GitBox Thu, 30 Jul 2020 00:53:25 -0700


leanken opened a new pull request #29301:
URL: https://github.com/apache/spark/pull/29301



   ### What changes were proposed in this pull request?
   
   This is a follow up issue of 
[SPARK-32290](https://issues.apache.org/jira/browse/SPARK-32290).
   
   In SPARK-32290, We only support Single Column NAAJ because of the complexity 
of Multi Column support, See. http://www.vldb.org/pvldb/vol2/vldb09-423.pdf 
Section 6. 
   
   In this PR, proposed a trade-off that can also support multi column to 
perform hash lookup in buildSide, but required buildSide with extra duplicate 
data, the duplication would be 2^numKeys - 1, for example, if we are to support 
NAAJ with 3 column join key, the buildSide would be expanded into (2^3 - 1) 
times, 7X.
   
   For example, if there is a UnsafeRow key (1,2,3)

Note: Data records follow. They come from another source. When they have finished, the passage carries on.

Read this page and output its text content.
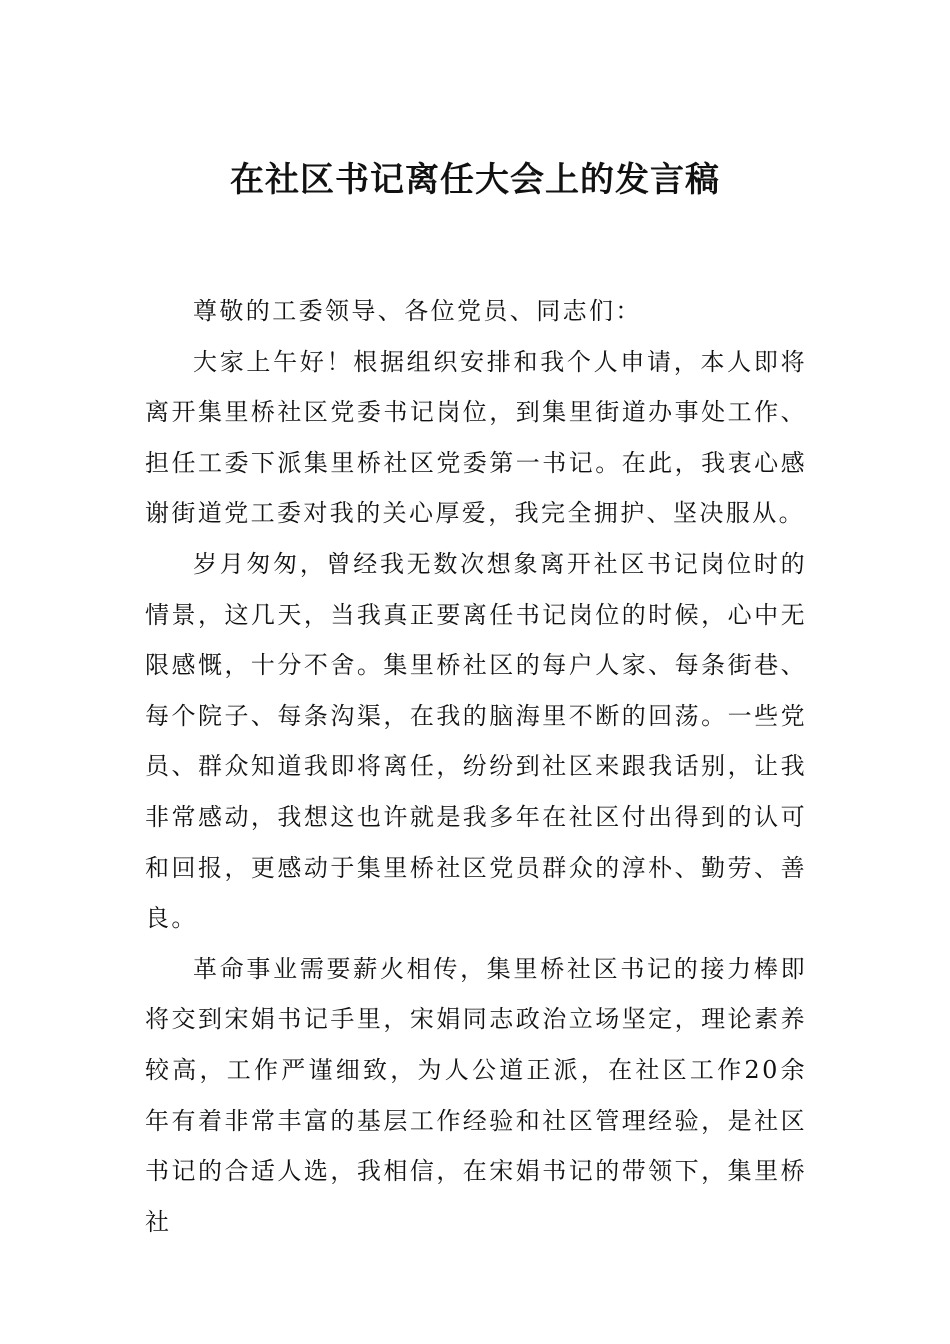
在社区书记离任大会上的发言稿

尊敬的工委领导、各位党员、同志们：

大家上午好！根据组织安排和我个人申请，本人即将离开集里桥社区党委书记岗位，到集里街道办事处工作、担任工委下派集里桥社区党委第一书记。在此，我衷心感谢街道党工委对我的关心厚爱，我完全拥护、坚决服从。

岁月匆匆，曾经我无数次想象离开社区书记岗位时的情景，这几天，当我真正要离任书记岗位的时候，心中无限感慨，十分不舍。集里桥社区的每户人家、每条街巷、每个院子、每条沟渠，在我的脑海里不断的回荡。一些党员、群众知道我即将离任，纷纷到社区来跟我话别，让我非常感动，我想这也许就是我多年在社区付出得到的认可和回报，更感动于集里桥社区党员群众的淳朴、勤劳、善良。

革命事业需要薪火相传，集里桥社区书记的接力棒即将交到宋娟书记手里，宋娟同志政治立场坚定，理论素养较高，工作严谨细致，为人公道正派，在社区工作20余年有着非常丰富的基层工作经验和社区管理经验，是社区书记的合适人选，我相信，在宋娟书记的带领下，集里桥社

   In NullAware Mode, it should be expanded into 7 keys with extra C(3,1), 
C(3,2) combinations, within the combinations, we duplicated these record with 
null padding as following.
   
   Original record
   
   (1,2,3) 
   
   Extra record to be appended into HashedRelation
   
   (null, 2, 3) (1, null, 3) (1, 2, null)

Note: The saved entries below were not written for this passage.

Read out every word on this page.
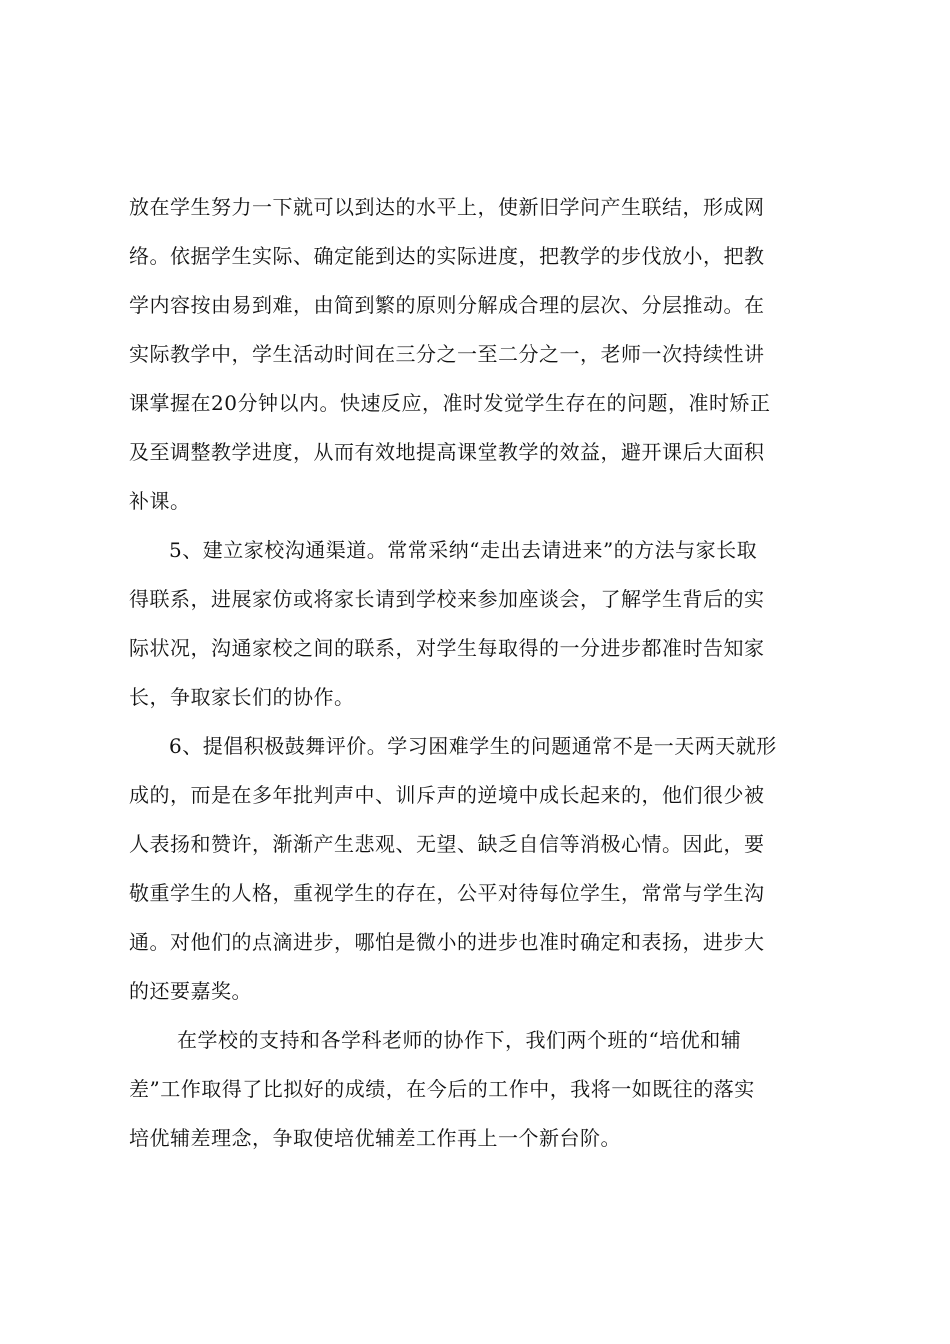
放在学生努力一下就可以到达的水平上，使新旧学问产生联结，形成网
络。依据学生实际、确定能到达的实际进度，把教学的步伐放小，把教
学内容按由易到难，由简到繁的原则分解成合理的层次、分层推动。在
实际教学中，学生活动时间在三分之一至二分之一，老师一次持续性讲
课掌握在20分钟以内。快速反应，准时发觉学生存在的问题，准时矫正
及至调整教学进度，从而有效地提高课堂教学的效益，避开课后大面积
补课。
5、建立家校沟通渠道。常常采纳“走出去请进来”的方法与家长取
得联系，进展家仿或将家长请到学校来参加座谈会，了解学生背后的实
际状况，沟通家校之间的联系，对学生每取得的一分进步都准时告知家
长，争取家长们的协作。
6、提倡积极鼓舞评价。学习困难学生的问题通常不是一天两天就形
成的，而是在多年批判声中、训斥声的逆境中成长起来的，他们很少被
人表扬和赞许，渐渐产生悲观、无望、缺乏自信等消极心情。因此，要
敬重学生的人格，重视学生的存在，公平对待每位学生，常常与学生沟
通。对他们的点滴进步，哪怕是微小的进步也准时确定和表扬，进步大
的还要嘉奖。
在学校的支持和各学科老师的协作下，我们两个班的“培优和辅
差”工作取得了比拟好的成绩，在今后的工作中，我将一如既往的落实
培优辅差理念，争取使培优辅差工作再上一个新台阶。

   (null, null, 3) (null, 2, null) (1, null, null))
   
   with the expanded data we can extract a common pattern for both single and 
multi column. allNull refer to a unsafeRow which has all null columns.
   
   * buildSide is empty input => return all rows
   * allNullColumnKey Exists In buildSide input => reject all rows
   * if streamedSideRow.allNull is true => drop the row
   * if streamedSideRow.allNull is false & findMatch in NullAwareHashedRelation 
=> drop the row
   * if streamedSideRow.allNull is false & notFindMatch in 
NullAwareHashedRelation => return the row
   
   ### Why are the changes needed?
   Considered that NAAJ in real production usage, the numKeys should not be 
that big, normally 1~3 keys, I think it's still worth to do such trade-off. 
   
   ### Does this PR introduce _any_ user-facing change?
   No.
   
   ### How was this patch tested?
   
   1. SQLQueryTestSuite with NOT IN keyword SQL, add CONFIG_DIM with 
spark.sql.optimizeNullAwareAntiJoin on and off
   2. added case in org.apache.spark.sql.JoinSuite.
   3. added case in org.apache.spark.sql.SubquerySuite.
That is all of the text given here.